China Mobile’s launch of its OPhone series of smart phones got a lot of attention as the Android-based models are viewed as a key challenger to Apple’s iPhone, which hasn’t yet launched in China. And one of the quiet beneficiaries of this launch is Marvell Technology, a communications chip maker.
Tthe Santa Clara, Calif.-based firm claims to have already managed to get its radio chips into most of China Mobile’s dozen OPhone models which launched on Aug. 31. That’s a big deal — China Mobile, the world’s largest wireless phone network operator, has about 700 million subscribers.
If the low-priced OPhone takes off, it could make the Android phone operating system a serious challenger to the iPhone in the smart phone business. While the iPhone has an expensive design, Google’s Android software is designed to give computer-like functions without adding a lot of costs. China Mobile designed its own user interface — which closely resembles the iPhone’s touchscreen interface — to sit on top of the Android software. It needed powerful but power-efficient hardware in order to make everything run without hiccups. The Marvell TD-SCDMA radio chip was critical because it could allow the phone to transmit or download a lot of data — something that is essential for apps-based smartphones that access a lot of web data.
Weili Dai, co-founder of Marvell and head of its consumer and computing business unit, said in an interview that Marvell developed its TD-SCDMA cell phone radio chips for two years, working closely with China Mobile in the process. It is the only company that can put the TD-SCDMA radio into a single chip. That will help bring the cost of smartphones to below $100 in the coming year.
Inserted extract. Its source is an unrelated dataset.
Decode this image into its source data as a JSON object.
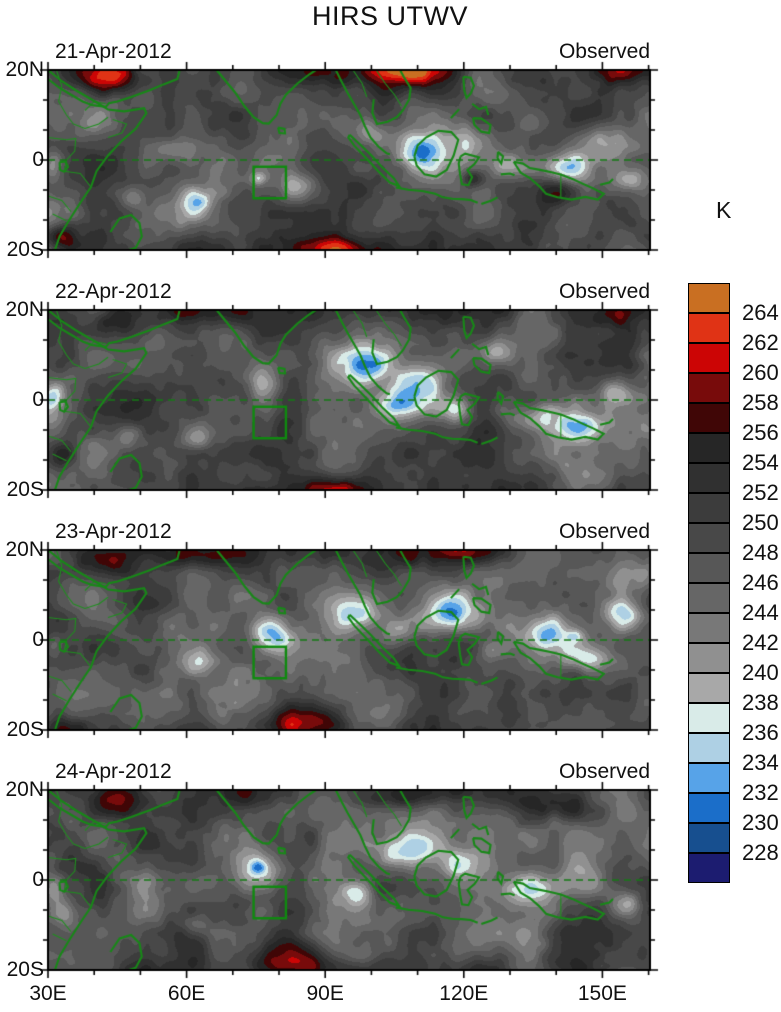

“We were very committed as the only silicon solutions provider trying to do this,” said Dai, who was born in Shanghai and who now has a big development center with 700 employees in the city. “We believed in the long-term vision of China Mobile.”
Dai, who had been traveling in China for the past couple of weeks, said she was pleased with the Ophone launch. She said that her company relied on the Xscale business that it bought from Intel back in 2005 as the foundation for its new chips, which focused on the combination of high-performance and low-power in order to give the smart phones computer-like performance and long battery life. Intel’s Xscale processors represented a bold effort to diversify away from PC microprocessors, but Intel was hurting in 2005 from competition with its main competitor, Advanced Micro Devices. It didn’t have the stomach to take on the likes of Qualcomm at the same time. But Marvell did.
Since the OPhone is a home-grown solution, it may enjoy a hometown advantage over other phones in the market. Marvell isn’t making predictions about how many of its PXA920 chips it will sell in the new phones, as it is awaiting reports from China Mobile. But Marvell’s stock is trading near its 52-week high. Financially, Marvell got pummeled in the financial downturn of the past year and lost $111 million in its fiscal first quarter ended May 2. But sales bounced back in the second fiscal quarter ended Aug. 1 to $640 million, up 23 percent sequentially from the prior quarter. Profits recovered to $58.4 million.
So the sales from the China Mobile phones come at an important time in terms of helping Marvell with its turnaround. Dai also believes that other devices beyond smart phones will take off in the near future, from electronic book readers to “smartbooks” and other kinds of radio-connected web devices.
Marvell has previously sold networking chips into the Chinese market, but it is only just getting started with its cell phone radio chip sales in that market. Smartphones account for 16 percent of cell phone sales now, according to market researcher IDC. That could go up dramatically in the years ahead, with smartphone sales hitting 200 million units in 2010. There will be lots of competition in the chip market, with rivals including STMicroelectronics, Qualcomm and Nvidia. But Dai says, “The beauty is that the pie is huge.” And Marvell will get its fair slice.